Entretien avec … Christine Cauquelin, Directrice des Documentaires de Canal+

Lors d’un repas organisé par Canal+ à l’occasion du MipCom, média+ a rencontré Christine Cauquelin, Directrice des Documentaires de la chaîne cryptée. Elle nous a présenté son point de vue sur le documentaire français à la télévision ainsi que les projets de la chaîne.

média+ : Comment sélectionnez-vous les documentaires diffusés sur Canal+ ?

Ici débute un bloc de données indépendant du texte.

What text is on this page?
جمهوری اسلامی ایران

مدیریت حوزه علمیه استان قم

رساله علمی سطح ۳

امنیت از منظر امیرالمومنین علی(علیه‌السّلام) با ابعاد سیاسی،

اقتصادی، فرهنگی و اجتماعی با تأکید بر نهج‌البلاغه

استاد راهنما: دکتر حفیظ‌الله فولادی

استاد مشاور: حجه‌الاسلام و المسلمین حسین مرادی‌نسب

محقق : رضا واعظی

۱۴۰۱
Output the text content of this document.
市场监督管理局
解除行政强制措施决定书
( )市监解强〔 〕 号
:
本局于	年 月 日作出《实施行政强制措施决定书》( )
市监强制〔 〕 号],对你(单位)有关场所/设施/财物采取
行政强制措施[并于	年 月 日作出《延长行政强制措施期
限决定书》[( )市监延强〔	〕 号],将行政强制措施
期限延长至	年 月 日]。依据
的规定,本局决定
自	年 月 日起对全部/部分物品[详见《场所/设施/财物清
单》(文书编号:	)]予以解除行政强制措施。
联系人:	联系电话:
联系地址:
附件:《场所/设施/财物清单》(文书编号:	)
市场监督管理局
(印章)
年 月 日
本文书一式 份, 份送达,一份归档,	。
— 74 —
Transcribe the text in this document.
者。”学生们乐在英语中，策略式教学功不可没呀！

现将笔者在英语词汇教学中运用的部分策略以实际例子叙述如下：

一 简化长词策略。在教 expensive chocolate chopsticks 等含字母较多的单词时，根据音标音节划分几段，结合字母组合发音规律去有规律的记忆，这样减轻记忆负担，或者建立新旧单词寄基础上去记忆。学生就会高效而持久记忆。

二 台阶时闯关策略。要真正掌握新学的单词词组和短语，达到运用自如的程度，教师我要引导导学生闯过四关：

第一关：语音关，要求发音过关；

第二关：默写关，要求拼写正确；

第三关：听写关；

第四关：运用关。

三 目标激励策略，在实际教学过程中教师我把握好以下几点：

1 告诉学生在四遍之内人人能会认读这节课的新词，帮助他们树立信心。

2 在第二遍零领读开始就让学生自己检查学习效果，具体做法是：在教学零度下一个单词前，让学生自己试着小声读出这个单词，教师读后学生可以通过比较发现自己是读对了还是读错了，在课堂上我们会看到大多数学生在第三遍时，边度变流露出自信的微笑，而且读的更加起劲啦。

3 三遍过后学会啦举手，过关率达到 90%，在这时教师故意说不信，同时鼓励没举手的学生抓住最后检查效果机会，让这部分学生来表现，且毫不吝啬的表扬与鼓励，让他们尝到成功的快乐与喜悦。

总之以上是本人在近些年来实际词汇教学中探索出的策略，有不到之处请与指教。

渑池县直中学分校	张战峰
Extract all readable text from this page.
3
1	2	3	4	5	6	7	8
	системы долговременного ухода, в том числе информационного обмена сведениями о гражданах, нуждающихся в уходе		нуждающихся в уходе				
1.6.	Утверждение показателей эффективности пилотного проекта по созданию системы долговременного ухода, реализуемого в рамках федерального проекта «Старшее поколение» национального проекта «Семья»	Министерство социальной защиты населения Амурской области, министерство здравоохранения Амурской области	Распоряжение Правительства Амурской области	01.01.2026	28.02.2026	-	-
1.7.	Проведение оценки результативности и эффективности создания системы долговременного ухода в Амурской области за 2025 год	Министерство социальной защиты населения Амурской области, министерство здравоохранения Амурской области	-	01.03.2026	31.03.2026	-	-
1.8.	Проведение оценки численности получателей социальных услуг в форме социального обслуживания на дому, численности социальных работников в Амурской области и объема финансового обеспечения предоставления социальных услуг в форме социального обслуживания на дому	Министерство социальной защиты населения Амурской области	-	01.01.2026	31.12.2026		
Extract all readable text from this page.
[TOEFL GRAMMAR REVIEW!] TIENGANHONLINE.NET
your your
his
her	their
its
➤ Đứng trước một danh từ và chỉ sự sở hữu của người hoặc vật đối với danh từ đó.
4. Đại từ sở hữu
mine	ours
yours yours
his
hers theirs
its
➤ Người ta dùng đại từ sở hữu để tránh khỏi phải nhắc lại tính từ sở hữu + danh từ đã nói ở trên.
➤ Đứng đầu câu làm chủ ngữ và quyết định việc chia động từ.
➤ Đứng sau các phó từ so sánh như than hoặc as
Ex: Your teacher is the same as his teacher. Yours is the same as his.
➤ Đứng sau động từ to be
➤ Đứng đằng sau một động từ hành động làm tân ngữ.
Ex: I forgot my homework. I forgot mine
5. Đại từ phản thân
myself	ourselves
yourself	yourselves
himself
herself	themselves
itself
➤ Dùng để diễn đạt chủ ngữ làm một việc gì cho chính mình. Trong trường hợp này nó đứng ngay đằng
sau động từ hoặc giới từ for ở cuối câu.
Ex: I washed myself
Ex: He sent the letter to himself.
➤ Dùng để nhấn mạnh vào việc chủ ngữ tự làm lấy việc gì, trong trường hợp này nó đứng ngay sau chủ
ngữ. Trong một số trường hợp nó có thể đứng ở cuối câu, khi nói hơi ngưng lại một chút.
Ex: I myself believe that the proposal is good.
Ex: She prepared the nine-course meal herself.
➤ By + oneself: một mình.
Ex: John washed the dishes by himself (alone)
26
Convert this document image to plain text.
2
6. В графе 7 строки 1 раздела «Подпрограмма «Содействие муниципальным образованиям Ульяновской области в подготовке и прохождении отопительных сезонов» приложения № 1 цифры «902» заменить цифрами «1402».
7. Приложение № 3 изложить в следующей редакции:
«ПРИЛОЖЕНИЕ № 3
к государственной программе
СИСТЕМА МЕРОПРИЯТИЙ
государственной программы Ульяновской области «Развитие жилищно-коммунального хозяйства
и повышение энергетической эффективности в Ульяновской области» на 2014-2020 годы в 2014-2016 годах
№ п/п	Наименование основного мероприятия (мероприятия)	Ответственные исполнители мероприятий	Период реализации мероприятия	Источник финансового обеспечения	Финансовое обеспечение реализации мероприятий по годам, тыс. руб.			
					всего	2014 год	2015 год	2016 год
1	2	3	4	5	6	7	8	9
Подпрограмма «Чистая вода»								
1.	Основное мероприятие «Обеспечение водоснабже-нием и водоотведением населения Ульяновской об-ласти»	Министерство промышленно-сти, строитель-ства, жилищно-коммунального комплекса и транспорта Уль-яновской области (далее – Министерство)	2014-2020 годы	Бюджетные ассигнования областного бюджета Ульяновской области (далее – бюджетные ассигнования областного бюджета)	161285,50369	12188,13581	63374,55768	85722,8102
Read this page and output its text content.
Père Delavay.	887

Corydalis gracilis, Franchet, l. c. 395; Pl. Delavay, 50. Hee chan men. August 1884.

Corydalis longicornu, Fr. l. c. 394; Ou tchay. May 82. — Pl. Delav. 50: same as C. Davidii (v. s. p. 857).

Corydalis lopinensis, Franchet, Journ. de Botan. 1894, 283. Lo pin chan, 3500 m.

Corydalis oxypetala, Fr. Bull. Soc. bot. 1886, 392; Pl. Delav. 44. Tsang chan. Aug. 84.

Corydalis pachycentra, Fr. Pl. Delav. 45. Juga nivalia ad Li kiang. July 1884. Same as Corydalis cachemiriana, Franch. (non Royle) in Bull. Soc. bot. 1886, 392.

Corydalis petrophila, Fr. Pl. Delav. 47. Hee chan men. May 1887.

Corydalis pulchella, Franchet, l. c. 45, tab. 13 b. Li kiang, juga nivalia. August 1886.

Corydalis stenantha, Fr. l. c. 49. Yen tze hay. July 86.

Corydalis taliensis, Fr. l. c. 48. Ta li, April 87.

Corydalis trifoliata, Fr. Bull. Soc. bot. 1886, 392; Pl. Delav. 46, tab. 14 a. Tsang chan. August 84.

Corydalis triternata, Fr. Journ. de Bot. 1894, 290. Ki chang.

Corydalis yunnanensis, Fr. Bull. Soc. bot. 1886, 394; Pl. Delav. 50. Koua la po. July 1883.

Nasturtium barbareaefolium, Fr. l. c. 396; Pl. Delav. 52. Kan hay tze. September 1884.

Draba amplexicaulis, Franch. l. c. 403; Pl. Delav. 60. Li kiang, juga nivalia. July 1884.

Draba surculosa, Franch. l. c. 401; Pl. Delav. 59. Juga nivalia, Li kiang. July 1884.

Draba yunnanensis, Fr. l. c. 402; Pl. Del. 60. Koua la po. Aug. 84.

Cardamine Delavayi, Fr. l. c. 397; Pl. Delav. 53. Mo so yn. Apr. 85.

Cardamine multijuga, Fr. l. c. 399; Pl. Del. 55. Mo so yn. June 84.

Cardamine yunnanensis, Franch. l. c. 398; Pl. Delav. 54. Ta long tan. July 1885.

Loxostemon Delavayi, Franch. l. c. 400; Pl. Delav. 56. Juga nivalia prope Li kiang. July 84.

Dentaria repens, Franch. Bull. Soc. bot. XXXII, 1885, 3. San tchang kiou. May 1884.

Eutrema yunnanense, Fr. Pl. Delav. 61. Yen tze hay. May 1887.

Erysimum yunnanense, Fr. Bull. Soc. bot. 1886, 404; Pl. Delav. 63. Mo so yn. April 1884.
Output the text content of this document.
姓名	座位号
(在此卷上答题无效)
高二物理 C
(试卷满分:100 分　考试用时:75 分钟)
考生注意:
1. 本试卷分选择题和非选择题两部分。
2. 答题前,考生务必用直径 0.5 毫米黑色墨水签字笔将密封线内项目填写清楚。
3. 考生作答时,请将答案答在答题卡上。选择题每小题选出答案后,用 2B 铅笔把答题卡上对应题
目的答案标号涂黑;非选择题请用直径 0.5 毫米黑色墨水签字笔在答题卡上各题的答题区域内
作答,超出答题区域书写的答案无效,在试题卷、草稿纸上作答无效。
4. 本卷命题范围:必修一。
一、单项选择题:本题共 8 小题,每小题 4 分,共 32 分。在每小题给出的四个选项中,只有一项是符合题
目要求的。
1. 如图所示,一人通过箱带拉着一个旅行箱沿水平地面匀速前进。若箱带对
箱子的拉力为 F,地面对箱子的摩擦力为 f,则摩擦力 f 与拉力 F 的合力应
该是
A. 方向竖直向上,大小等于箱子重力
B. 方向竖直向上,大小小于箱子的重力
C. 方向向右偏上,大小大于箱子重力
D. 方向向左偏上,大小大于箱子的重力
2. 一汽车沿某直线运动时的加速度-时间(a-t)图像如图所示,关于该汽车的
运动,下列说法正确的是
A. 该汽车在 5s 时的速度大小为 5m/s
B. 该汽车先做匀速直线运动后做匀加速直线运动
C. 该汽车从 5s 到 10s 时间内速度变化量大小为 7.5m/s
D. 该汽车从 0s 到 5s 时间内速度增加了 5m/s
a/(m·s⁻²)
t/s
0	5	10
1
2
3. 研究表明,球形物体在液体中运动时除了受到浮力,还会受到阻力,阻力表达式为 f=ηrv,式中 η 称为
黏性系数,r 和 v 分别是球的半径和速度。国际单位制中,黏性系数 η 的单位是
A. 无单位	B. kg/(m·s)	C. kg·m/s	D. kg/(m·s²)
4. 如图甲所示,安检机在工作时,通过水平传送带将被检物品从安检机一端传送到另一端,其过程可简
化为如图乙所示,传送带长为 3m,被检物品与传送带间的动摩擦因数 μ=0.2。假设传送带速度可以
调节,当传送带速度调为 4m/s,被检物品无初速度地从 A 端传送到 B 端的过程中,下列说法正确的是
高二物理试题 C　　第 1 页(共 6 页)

Christine Cauquelin : Nous avons comme objectif de décrypter le monde contemporain et de l’appréhender en osant toutes les écritures documentaires. Nous recevons prés de 1 000 projets par an que nous lisons. Mais comme nous avons une ligne éditoriale assez précise, nous savons ce que nous voulons. Les films d’une grande qualité cinématographique avec un propos captivant sont immédiatement sélectionnés. Le documentaire de septembre dernier «9.3, mémoire d’un territoire» de Yamina Benguigui en est un exemple.

média+ : Pouvez-vous nous parler de votre nouveau laboratoire documentaire?

Christine Cauquelin : C’est un petit laboratoire qui s’appelle «Emergence» en seconde partie de soirée. C’est une case de 52′ qui est moins exposée que le prime time. Nous faisons travailler de jeunes auteurs et réalisateurs sur des documentaires plus courts et plus prospectifs. A présent nous avons un vivier de jeunes talents qui réinventent le genre. En France, nous avons une tradition documentaire assez classique avec un genre qui ne se renouvelle pas beaucoup. Chez Canal+ nous sommes toujours à l’affût de modernité.

média+ : Quelle est la santé du documentaire en France à la télévision ?

Christine Cauquelin : Sa santé est toujours précaire. C’est un genre qu’il est difficile de faire évoluer car il est enfermé dans un dogme. Pour réussir à l’installer durablement sur les chaînes, il faut absolument le dépoussiérer. Pour cela, il faut savoir de quoi nous voulons parler, et comment nous voulons en parler. Il n’y a pas de règle grammaticale pour le documentaire. Tout est possible. Une forme qui s’adaptera à un certain sujet ne s’adaptera pas forcément à d’autres. Aujourd’hui, beaucoup de documentaires sont dans l’émotion. C’est un ressort de la fiction pour aller chercher le téléspectateur. A Canal+, nous essayons de nous ouvrir à autre chose.

média+ : Quels sont vos nouveaux projets ?

Christine Cauquelin : De nouvelles choses viendront participer à cette envie de décrypter le monde dans lequel nous vivons en abordant des sujets à la fois sensibles et différents. Avec le documentaire «Une vie de fous» nous avons décidé de nous pencher sur le système de soins psychiatriques qui est encore un tabou en France. Nous sommes contents de proposer un tel sujet en prime. Nous avons également un grand projet de Paul Moreira sur la «Pédophilie en Asie», avec un point de vue assez original: des citoyens ordinaires qui ont décidé de lutter contre l’impunité en faisant eux-mêmes un travail d’enquête contre ce fléau. La diffusion est prévue en novembre. Enfin, pour la case «Emergence», nous diffuserons en décembre un documentaire pragmatique sur «La dictature du bonheur» dans lequel la question «pourquoi doit-on être absolument heureux?» sera abordée.